Contemporary data management in applications such as pervasive systems involves a periodic transcription of data onto secondary devices in a networked environment.  Using continuous communication holds high cost; it is unreliable; may cause server overload and sometimes infeasible during certain periods of time.  Such an environment may require periodic (rather than continuous) synchronization between the database and secondary copies, either due to paucity of resources (e.g. low bandwidth or limited time windows) or the transient characteristics of the connection.

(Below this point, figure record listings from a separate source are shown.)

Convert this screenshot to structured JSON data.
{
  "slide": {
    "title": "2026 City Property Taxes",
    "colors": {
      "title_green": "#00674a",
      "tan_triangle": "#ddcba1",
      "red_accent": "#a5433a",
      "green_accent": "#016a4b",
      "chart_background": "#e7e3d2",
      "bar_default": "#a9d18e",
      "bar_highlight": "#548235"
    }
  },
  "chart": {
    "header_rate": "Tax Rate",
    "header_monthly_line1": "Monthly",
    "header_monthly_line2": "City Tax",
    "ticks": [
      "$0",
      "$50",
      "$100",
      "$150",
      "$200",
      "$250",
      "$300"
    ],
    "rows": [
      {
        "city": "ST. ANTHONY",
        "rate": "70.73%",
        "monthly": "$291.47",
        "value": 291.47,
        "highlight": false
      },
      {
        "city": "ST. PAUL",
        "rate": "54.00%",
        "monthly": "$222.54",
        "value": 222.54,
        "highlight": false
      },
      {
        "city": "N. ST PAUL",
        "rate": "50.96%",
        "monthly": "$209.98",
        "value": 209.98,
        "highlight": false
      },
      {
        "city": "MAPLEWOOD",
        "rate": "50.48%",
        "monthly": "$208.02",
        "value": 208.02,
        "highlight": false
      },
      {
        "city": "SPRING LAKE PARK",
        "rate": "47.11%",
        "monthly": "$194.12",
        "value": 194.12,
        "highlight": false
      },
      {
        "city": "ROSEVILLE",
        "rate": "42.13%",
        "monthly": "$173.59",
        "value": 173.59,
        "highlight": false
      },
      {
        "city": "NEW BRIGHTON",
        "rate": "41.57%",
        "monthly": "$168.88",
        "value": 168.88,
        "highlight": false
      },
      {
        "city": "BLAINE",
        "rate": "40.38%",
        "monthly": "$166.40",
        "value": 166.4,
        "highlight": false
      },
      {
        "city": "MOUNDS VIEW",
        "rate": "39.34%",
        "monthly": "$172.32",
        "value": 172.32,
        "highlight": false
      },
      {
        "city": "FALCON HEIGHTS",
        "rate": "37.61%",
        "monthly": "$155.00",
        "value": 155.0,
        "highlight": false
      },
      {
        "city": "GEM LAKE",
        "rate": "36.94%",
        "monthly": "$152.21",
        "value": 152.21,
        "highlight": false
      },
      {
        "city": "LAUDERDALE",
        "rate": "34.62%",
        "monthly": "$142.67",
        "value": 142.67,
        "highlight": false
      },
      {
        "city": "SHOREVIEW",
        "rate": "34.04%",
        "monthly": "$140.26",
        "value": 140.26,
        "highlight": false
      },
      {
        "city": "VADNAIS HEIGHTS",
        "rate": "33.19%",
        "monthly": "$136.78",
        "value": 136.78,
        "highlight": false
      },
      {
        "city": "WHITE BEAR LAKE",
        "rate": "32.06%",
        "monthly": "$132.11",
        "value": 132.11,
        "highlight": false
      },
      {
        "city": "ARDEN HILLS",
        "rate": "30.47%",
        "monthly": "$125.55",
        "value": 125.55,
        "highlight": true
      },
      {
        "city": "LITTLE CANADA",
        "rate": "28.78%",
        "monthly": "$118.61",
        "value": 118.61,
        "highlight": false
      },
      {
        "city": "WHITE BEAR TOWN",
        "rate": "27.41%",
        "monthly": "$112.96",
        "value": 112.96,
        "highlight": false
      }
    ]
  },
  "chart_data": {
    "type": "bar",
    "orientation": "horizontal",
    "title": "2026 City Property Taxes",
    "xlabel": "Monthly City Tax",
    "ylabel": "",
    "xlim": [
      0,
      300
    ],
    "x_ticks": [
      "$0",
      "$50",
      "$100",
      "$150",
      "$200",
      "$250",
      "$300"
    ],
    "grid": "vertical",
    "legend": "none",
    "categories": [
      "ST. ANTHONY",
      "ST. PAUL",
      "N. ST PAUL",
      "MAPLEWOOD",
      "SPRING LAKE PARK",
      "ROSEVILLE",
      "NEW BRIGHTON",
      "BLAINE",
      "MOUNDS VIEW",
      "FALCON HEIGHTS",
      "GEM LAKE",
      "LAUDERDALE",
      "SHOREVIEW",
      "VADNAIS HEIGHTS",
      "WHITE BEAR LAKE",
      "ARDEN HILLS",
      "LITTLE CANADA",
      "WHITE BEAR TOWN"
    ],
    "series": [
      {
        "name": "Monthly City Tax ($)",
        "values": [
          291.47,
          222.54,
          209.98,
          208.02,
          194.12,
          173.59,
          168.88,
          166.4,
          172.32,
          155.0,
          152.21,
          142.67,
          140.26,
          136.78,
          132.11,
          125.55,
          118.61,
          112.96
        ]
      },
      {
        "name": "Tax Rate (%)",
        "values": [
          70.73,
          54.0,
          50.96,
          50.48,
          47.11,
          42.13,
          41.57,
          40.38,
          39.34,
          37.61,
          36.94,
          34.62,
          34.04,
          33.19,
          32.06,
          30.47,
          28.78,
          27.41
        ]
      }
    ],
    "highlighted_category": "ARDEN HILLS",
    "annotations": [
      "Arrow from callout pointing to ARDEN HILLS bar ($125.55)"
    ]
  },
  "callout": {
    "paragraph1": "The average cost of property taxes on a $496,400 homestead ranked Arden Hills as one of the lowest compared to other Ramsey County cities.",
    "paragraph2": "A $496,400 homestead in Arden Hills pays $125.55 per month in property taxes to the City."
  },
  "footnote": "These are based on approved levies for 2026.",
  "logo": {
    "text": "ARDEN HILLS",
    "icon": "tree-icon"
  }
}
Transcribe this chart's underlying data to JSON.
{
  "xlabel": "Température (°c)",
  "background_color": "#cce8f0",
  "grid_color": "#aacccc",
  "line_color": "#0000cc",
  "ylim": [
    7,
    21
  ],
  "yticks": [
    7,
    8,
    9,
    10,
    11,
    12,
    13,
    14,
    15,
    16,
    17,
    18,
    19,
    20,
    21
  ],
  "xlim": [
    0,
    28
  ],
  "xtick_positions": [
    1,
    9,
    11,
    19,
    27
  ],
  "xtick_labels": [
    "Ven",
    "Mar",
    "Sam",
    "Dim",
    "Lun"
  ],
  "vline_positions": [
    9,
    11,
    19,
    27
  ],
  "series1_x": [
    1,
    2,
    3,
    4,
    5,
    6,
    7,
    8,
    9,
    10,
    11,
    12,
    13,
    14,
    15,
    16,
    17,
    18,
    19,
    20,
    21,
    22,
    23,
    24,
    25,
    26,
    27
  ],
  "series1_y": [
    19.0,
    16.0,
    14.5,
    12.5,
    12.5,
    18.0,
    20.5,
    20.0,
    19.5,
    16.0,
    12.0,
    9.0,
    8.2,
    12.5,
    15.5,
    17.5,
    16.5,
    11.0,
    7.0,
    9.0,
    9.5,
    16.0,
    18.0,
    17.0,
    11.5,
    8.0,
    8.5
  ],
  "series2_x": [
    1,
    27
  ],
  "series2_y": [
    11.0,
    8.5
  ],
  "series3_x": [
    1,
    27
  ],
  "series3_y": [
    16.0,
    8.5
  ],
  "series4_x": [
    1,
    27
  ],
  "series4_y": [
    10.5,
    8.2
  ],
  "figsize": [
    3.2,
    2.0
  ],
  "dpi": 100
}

Hence the consistency of the information in secondary copies, with respect to the transcription origin, varies over time and depends on the rate of change of the base data and on the frequency of synchronization.  Our approach to evaluating the tradeoff between the transcription cost and the cost of obsolescence is to use modeling techniques from the field of stochastic processes.  This work presents a general model for data insertions on the server side, using compound nonhomogenous Poisson processes, and compares several transcription policies in terms of both transcription cost and obsolescence cost.  As part of this work we have developed an optimization algorithm, which is a simple coordinate-descent (or "hill-climbing") procedure for locally improving any continuous-time schedule with respect to the insertion model.  The optimization model can be combined with transcription policies results.  The principal novel contributions of this work are twofold.  The first is developing and testing a set of transcription policies.  The second is developing and testing an optimization algorithm which decreases transcription cost for all tested policies.  Specifically, these algorithms work explicitly and directly with the insertion model that includes both non-constant update intensity at the server and non-uniform time importance at the client.  Prior algorithms in this domain have lacked such a cost model, or did not make full use of it.